A perfect childOct 25th, 2007 | By Ian Poulton | Category: Spirituality
The asthma has not been good this week. I have been fearful of going out without an inhaler with me. I suppose I should be grateful, in a hundred years time I would probably have not lived at all.
I attended a lecture this day last week on therapeutic cloning. It all seemed very benign: research that helped infertile couples, research that might change the lives of people with terrible debilitating illnesses.
It was the possibilities that arose that became frightening. Genetic engineering would allow certain conditions to be screened out. There was emphasis on the fact that illnesses like cystic fibrosis, which do not allow people to live a full life, might become a thing of the past.
It was the boundaries that were a concern. If some illnesses might be screened out, what other genetic “defects” might be corrected? Will people with Downs Syndrome not even get a chance to be born? Will people with hereditary asthma be considered to be likely to endure unnecessary suffering and be an unnecessary burden on the health system? Will people with red hair be considered “undesirable”?

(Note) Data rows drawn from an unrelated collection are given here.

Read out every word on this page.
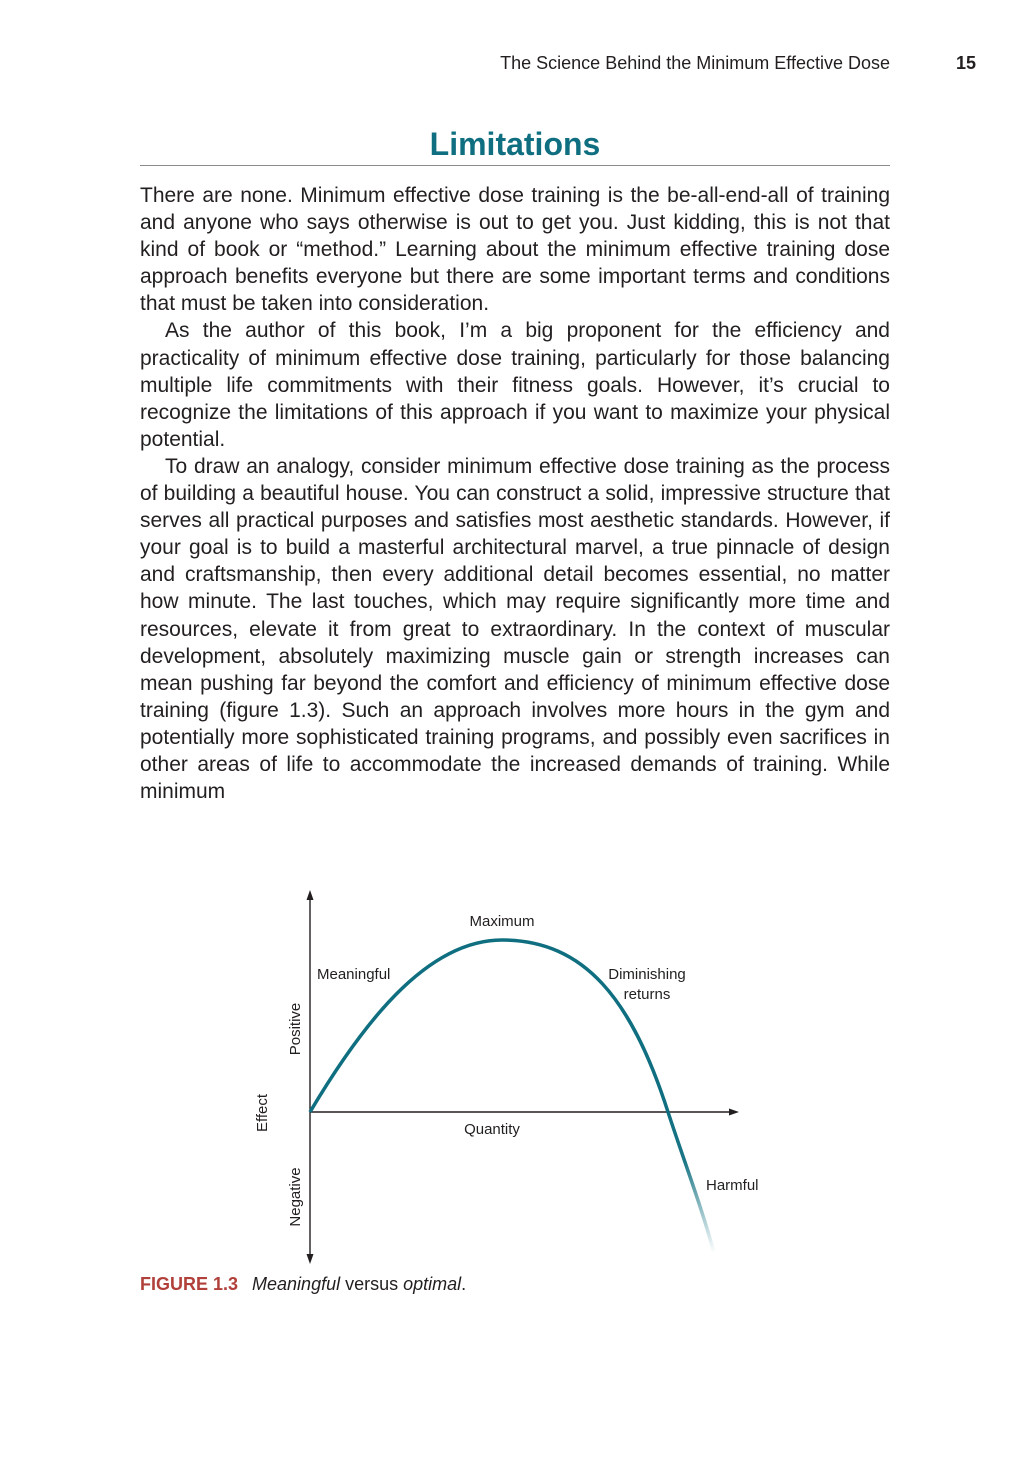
The Science Behind the Minimum Effective Dose	15
Limitations

There are none. Minimum effective dose training is the be-all-end-all of training and anyone who says otherwise is out to get you. Just kidding, this is not that kind of book or “method.” Learning about the minimum effective training dose approach benefits everyone but there are some important terms and conditions that must be taken into consideration.

As the author of this book, I’m a big proponent for the efficiency and practicality of minimum effective dose training, particularly for those balancing multiple life commitments with their fitness goals. However, it’s crucial to recognize the limitations of this approach if you want to maximize your physical potential.

To draw an analogy, consider minimum effective dose training as the process of building a beautiful house. You can construct a solid, impressive structure that serves all practical purposes and satisfies most aesthetic standards. However, if your goal is to build a masterful architectural marvel, a true pinnacle of design and craftsmanship, then every additional detail becomes essential, no matter how minute. The last touches, which may require significantly more time and resources, elevate it from great to extraordinary. In the context of muscular development, absolutely maximizing muscle gain or strength increases can mean pushing far beyond the comfort and efficiency of minimum effective dose training (figure 1.3). Such an approach involves more hours in the gym and potentially more sophisticated training programs, and possibly even sacrifices in other areas of life to accommodate the increased demands of training. While minimum

Maximum
Meaningful	Diminishing
returns
Quantity
Harmful
Effect
Positive
Negative
FIGURE 1.3 Meaningful versus optimal.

The only criterion for establishing a perimeter fence seemed to be “the avoidance of suffering”. the term seemed amenable to just about any interpretation one might place upon it. If a child of a particular sex was likely to cause emotional ‘suffering’, if particular features were likely to cause upset to a parent, then there seemed no reason why appropriate modifications might not be made.
In a world where what can be done, will be done, there will be little place for people with illness or disability or difference. From being made in the image of God, we may be remade in the image of genetic scientists. The chance of life, even if the odd puff of the inhaler is needed, might become a rare thing for people like me.